Lundi 10 juillet 2006
L’annonce du départ de Jeff Jordan, le président de PayPal, devenu après l’acquisition par eBay en 2002, Senior VP et General Manager des opérations US du site de ventes aux enchères, a précipité cette semaine le titre dans une chute de 5 % au NASDAQ – on parle quand même de presque 2 milliards de dollars évaporés – et entraîné, dans son sillage, un repli des valeurs technologiques. Première réaction, sans doute, à l’annonce du 29 juin de « Google Checkout », le système de paiement en ligne concurrent du géant des moteurs de recherche !
Simultanément, eBay vient de rajouter Google Checkout à la liste des moyens de paiement non acceptés par le site, sur la base que ce service était « neuf et pas encore éprouvé » d’après le porte-parole du site d’enchères. Est-ce que Google va interdire PayPal sur Froogle ? Ce verrouillage ne fait qu’ajouter à la schizophrénie qui caractérise les relations entre Google et eBay.
Google et eBay représentent chacun l’archétype le plus abouti des « business models » gagnants du Web. D’un côté la fonctionnalité de recherche et les revenus de publicité et de liens sponsorisés, de l’autre la fonctionnalité de transactions individuelles et les revenus de commissions et d’hébergement de services. Une monnaie d’échange partagée : le trafic sur le site et sur les réseaux de franchisés. Recherche, échange, les deux géants de l’Internet ont beaucoup en commun.

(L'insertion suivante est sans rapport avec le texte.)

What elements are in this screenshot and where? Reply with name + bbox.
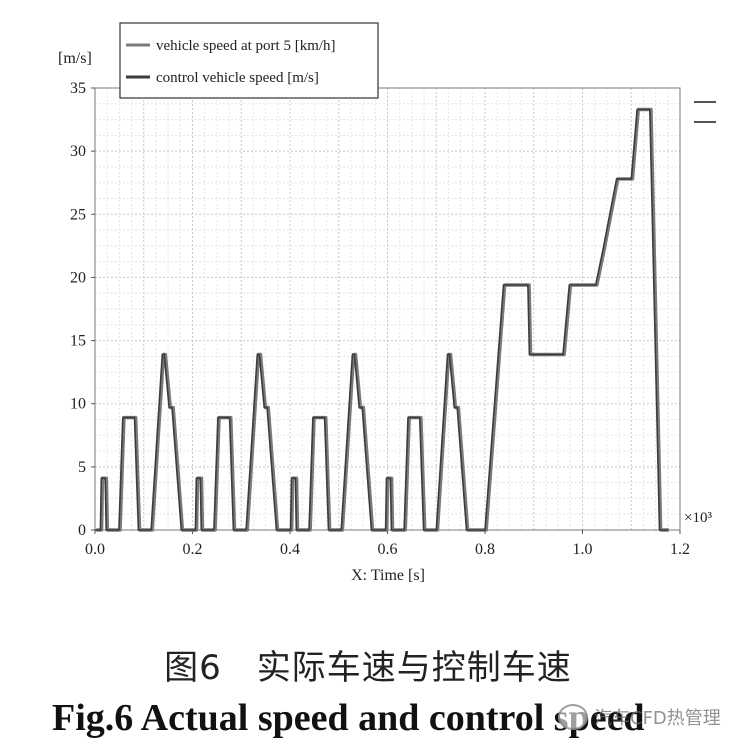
wechat-logo-icon <box>558 704 588 730</box>
y-axis-ticks: 0 5 10 15 20 25 30 35 <box>70 80 95 539</box>
x-tick-label: 0.6 <box>378 541 398 558</box>
watermark: 汽车CFD热管理 <box>558 704 721 730</box>
legend-label-control-speed: control vehicle speed [m/s] <box>156 70 319 86</box>
figure-caption-english: Fig.6 Actual speed and control speed <box>52 697 645 739</box>
x-tick-label: 0.0 <box>85 541 105 558</box>
x-axis-multiplier: ×10³ <box>684 510 712 526</box>
y-tick-label: 0 <box>78 522 86 539</box>
y-tick-label: 15 <box>70 333 86 350</box>
legend: vehicle speed at port 5 [km/h] control v… <box>119 22 379 99</box>
x-tick-label: 1.0 <box>573 541 593 558</box>
y-tick-label: 10 <box>70 396 86 413</box>
x-tick-label: 0.2 <box>183 541 203 558</box>
y-tick-label: 30 <box>70 143 86 160</box>
y-tick-label: 5 <box>78 459 86 476</box>
grid-lines <box>94 87 681 531</box>
series-lines <box>95 107 669 532</box>
y-axis-label: [m/s] <box>58 50 92 67</box>
figure-caption-chinese: 图6 实际车速与控制车速 <box>164 648 572 688</box>
chart-figure: 0 5 10 15 20 25 30 35 0.0 0.2 0.4 0.6 0.8 1.0 1.2 [m/… <box>58 22 716 584</box>
legend-box <box>119 22 379 99</box>
x-tick-label: 1.2 <box>670 541 690 558</box>
x-tick-label: 0.4 <box>280 541 300 558</box>
series-line-control-speed <box>95 108 668 531</box>
x-tick-label: 0.8 <box>475 541 495 558</box>
x-axis-ticks: 0.0 0.2 0.4 0.6 0.8 1.0 1.2 <box>85 530 690 558</box>
watermark-text: 汽车CFD热管理 <box>594 708 721 729</box>
x-axis-label: X: Time [s] <box>351 567 425 584</box>
y-tick-label: 35 <box>70 80 86 97</box>
legend-label-vehicle-speed: vehicle speed at port 5 [km/h] <box>156 38 336 54</box>
y-tick-label: 20 <box>70 269 86 286</box>
y-tick-label: 25 <box>70 206 86 223</box>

De fait, eBay est évidemment un des plus gros consommateurs – si ce n’est le plus gros – d’AdWords, le service de Google. Néanmoins, les sujets de fâcheries se sont multipliés au cours des années de croissance des deux grands de l’Internet. Google a lancé Froogle et Google Base que l’on peut considérer comme empiétant sur les plates-bandes d’eBay ; mi-juin eBay a annoncé sotto voce AdContext, un service comparable à AdWords de Google. (Plus spécifique, cependant, dans la mesure où les revenus des clics sont uniquement liés au montant d’une vente éventuelle sur le site eBay.)

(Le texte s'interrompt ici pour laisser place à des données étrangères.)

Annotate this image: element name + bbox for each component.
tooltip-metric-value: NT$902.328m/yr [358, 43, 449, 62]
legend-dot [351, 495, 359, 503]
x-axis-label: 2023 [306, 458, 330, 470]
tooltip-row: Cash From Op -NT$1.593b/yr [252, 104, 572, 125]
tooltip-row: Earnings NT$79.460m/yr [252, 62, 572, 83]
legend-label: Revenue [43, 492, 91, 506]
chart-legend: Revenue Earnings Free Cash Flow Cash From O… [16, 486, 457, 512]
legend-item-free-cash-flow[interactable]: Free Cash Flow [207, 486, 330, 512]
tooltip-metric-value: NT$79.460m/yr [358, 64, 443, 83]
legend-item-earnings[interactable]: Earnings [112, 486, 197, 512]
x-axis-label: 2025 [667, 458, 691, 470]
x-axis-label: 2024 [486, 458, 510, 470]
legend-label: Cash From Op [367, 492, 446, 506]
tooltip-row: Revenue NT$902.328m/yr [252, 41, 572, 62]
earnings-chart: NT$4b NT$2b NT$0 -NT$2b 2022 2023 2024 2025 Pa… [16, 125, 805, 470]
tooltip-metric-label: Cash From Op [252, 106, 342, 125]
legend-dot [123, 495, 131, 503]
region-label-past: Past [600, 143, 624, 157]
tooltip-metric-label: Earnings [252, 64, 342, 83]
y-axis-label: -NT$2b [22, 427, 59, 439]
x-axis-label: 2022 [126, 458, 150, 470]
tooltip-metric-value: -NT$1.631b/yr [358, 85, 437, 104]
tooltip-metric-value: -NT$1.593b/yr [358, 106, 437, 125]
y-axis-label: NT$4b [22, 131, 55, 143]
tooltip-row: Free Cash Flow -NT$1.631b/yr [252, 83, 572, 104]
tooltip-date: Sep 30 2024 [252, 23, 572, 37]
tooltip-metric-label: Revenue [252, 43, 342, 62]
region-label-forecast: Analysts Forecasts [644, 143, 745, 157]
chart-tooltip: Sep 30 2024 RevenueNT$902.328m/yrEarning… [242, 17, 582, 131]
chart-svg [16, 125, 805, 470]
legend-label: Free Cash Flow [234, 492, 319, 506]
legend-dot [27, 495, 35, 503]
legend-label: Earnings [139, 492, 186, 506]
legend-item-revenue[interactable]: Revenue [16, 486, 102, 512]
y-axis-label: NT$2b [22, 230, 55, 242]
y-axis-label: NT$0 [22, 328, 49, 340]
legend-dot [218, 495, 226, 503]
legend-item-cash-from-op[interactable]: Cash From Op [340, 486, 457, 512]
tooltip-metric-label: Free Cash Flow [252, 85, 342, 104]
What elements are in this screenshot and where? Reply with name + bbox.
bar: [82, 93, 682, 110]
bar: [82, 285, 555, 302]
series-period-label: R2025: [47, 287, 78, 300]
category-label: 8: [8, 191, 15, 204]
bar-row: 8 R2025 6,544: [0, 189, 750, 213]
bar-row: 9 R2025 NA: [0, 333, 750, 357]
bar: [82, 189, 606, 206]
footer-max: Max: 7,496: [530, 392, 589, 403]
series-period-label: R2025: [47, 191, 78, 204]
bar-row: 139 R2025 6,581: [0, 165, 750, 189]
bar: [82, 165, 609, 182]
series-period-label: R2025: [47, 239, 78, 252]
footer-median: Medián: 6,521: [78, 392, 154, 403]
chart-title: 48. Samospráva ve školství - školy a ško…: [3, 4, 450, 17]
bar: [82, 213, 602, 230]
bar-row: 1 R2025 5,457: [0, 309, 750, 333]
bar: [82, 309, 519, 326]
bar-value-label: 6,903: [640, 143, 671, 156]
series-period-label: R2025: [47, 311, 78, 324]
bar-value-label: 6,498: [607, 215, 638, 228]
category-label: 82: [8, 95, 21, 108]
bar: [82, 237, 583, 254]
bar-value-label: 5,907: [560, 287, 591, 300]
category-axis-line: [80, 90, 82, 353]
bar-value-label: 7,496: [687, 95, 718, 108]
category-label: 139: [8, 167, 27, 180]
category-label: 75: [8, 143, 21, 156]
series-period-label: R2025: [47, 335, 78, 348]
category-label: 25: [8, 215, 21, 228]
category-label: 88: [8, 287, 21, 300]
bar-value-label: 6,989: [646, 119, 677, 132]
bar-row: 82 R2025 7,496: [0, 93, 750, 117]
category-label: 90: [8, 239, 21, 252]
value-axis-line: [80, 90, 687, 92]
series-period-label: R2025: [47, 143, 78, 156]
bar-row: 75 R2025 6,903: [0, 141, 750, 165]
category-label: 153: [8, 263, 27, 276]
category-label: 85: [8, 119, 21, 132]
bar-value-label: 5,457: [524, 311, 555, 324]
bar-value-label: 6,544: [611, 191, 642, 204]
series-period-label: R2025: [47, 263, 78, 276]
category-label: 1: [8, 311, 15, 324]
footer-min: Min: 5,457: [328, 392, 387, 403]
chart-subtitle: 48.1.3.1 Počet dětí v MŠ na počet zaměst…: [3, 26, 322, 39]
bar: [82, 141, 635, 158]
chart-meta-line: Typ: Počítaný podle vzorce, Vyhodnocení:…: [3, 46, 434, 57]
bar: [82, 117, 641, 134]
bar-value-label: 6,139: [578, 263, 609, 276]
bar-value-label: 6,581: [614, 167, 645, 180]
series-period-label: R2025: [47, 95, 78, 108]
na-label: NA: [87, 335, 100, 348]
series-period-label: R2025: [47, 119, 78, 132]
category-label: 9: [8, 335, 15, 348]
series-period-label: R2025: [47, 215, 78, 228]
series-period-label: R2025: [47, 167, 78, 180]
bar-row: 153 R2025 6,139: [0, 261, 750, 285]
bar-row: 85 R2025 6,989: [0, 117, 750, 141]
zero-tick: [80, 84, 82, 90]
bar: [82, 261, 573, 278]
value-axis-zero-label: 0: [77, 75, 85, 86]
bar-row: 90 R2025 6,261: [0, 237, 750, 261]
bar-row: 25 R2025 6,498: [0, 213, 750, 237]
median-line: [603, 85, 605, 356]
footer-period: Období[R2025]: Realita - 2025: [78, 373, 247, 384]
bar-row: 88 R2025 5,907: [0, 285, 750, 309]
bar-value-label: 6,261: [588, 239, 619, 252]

Il faut s’attendre à une confrontation de plus en plus directe entre les deux enfants prodiges du Web 1.0. Pour un vendeur, le choix est entre payer Google pour que ma publicité apparaisse sur la page des résultats de recherche, ou bien mettre en vente sur le site eBay, moyennant un « listing fee » et une commission sur le prix de vente final. Chacun des deux sites contrôle aujourd’hui un tel trafic que ces alternatives doivent être examinées au centième de dollar près pour optimiser les budgets de marketing et de promotion en ligne. Au fur et à mesure que ces méga-audiences se construisent, les tarifications de Google et d’eBay vont en s’affinant, proposant des dispositifs optionnels de plus en plus sophistiqués aux annonceurs et aux vendeurs. (Une industrie complète est née autour de l’optimisation des campagnes « pay –per-click » sur Google AdSense et AdWords, par exemple.) Il y a, de plus, un argument économique de rendement d’échelle à loger sous le même toit des services de recherche sur le Web et de marketing en ligne. Tous les géants de l’Internet cherchent à appliquer cette stratégie : Amazon a lancé A9, un moteur de recherche sous sa marque, Yahoo!, MSN et Google se disputent la position de leader, etc.